A utilização está estritamente contraindicada para várias populações, conforme documentado na rotulagem regulamentar. Isto inclui mulheres com antecedentes de doença tromboembólica venosa ou arterial (como um acidente vascular cerebral ou trombose venosa profunda) e aquelas com tumores malignos dependentes de estrogénio conhecidos, passados ou suspeitos, incluindo cancro da mama ou hiperplasia endometrial não tratada. O medicamento está também contraindicado durante a gravidez e a amamentação.

A documentação regulamentar exige uma supervisão clínica rigorosa para doentes com comorbilidades como a hipertensão, a diabetes mellitus ou a endometriose. O tratamento deve ser interrompido imediatamente caso ocorra uma doença hepática aguda ou a deterioração da função hepática. O rótulo exige também uma consideração especial para a utilização em mulheres com mais de 60 anos, devido à incidência documentada de uma maior ocorrência de acidentes vasculares cerebrais (AVC).

O que devo saber sobre interações com outros medicamentos?

Interações com outros medicamentos e produtos

O perfil oficial de interações de Ladybon (Tibolona) é definido pela documentação regulamentar relativa a restrições farmacocinéticas e farmacodinâmicas. Estas restrições envolvem principalmente agentes que modificam o metabolismo do fármaco e substâncias que afetam a coagulação sanguínea.

Âmbito e Restrições de Interação

Classificação Padrão de Interação Documentado
Redução da Exposição A coadministração com indutores enzimáticos potentes, tais como o agente antituberculoso Rifampicina e os anticonvulsivantes Fenitoína e Carbamazepina, resulta numa redução formal da concentração plasmática dos metabolitos ativos da Tibolona.
Produtos à Base de Plantas/Suplementos Está documentado que o produto à base de plantas Erva de São João (Hypericum perforatum) reduz a exposição sistémica dos metabolitos ativos da Tibolona devido à indução enzimática e/ou de transportadores.
Efeito Farmacodinâmico O Ladybon potencia o efeito dos derivados cumarínicos (anticoagulantes, como a Varfarina), causando um aumento da atividade anticoagulante.
Restrições de Utilização Os doentes que recebem terapia anticoagulante concomitante requerem a monitorização obrigatória do seu estado de coagulação (International Normalized Ratio, INR) ao iniciar ou interromper o Ladybon.

A estrutura do produto também observa que a Tibolona pode inibir o metabolismo de alguns outros medicamentos que são substratos do CYP3A4, o que constitui um efeito farmacocinético documentado. Não existem regras formais listadas na documentação oficial quanto à separação horária obrigatória para a administração.

Mecanismo de ação

Controlo Dual: Agonismo de Recetores e Modulação Enzimática Local

O Ladybon (Tibolona) é um Regulador Seletivo da Atividade Estrogénica Tecidual (STEAR), cujo mecanismo de funcionamento é determinado pelos efeitos coordenados dos seus três metabolitos ativos, o que leva a uma ação diferenciada em todo o organismo.

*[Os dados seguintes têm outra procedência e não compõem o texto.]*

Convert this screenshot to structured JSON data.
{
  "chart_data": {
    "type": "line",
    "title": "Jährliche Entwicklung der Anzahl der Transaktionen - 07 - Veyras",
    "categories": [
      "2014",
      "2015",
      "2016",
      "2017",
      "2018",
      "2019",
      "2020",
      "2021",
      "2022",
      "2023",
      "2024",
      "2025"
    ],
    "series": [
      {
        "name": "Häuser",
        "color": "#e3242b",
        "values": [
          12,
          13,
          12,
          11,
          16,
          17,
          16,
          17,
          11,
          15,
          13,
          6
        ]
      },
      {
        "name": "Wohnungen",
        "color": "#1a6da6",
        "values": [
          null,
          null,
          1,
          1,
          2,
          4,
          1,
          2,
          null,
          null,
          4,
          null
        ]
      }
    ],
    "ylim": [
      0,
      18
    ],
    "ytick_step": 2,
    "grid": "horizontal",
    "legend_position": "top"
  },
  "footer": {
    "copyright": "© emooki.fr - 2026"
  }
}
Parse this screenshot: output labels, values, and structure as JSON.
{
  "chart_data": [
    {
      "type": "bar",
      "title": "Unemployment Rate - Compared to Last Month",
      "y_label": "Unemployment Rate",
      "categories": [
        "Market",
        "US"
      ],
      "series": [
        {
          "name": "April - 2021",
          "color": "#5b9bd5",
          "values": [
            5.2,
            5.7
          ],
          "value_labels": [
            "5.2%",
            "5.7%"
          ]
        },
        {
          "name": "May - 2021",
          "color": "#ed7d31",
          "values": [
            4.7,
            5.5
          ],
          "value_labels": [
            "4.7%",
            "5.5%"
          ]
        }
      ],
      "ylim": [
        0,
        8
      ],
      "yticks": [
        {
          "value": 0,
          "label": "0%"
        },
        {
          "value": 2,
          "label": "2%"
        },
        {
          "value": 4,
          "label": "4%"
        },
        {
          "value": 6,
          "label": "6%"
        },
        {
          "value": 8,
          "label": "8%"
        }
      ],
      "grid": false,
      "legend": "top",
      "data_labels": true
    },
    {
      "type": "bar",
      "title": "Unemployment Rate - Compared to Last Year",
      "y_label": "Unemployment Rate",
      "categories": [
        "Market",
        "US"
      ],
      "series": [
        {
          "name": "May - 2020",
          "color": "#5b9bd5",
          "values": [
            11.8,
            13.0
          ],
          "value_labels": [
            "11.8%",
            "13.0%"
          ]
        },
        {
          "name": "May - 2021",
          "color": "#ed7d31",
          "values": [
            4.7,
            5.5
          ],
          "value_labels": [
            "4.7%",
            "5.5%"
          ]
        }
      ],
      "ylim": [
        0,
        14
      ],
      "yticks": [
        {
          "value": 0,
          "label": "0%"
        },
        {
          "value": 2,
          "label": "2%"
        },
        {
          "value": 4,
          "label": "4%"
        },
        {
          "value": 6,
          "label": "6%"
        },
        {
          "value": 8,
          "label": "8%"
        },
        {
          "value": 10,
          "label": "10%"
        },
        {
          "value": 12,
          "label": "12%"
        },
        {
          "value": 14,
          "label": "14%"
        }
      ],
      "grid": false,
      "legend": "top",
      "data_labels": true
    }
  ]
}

A ação principal do fármaco baseia-se no facto de os seus metabolitos atuarem como agonistas nos recetores de estrogénio (ER), recetores de progesterona (PR) e recetores de androgénio (AR), influenciando em simultâneo os níveis hormonais dentro da própria célula. Em tecidos como o endométrio e o tecido mamário, o fármaco inibe enzimas fundamentais para a ativação do estrogénio (como a sulfatase estrogénica), limitando assim a concentração local de estrogénio ativo. Esta cascata de controlo dual resulta num sinal estrogénico resultante elevado em tecidos como o osso e o sistema nervoso central (SNC), e num sinal estrogénico resultante baixo em tecidos como o endométrio e a mama, definindo o perfil fisiológico seletivo do fármaco.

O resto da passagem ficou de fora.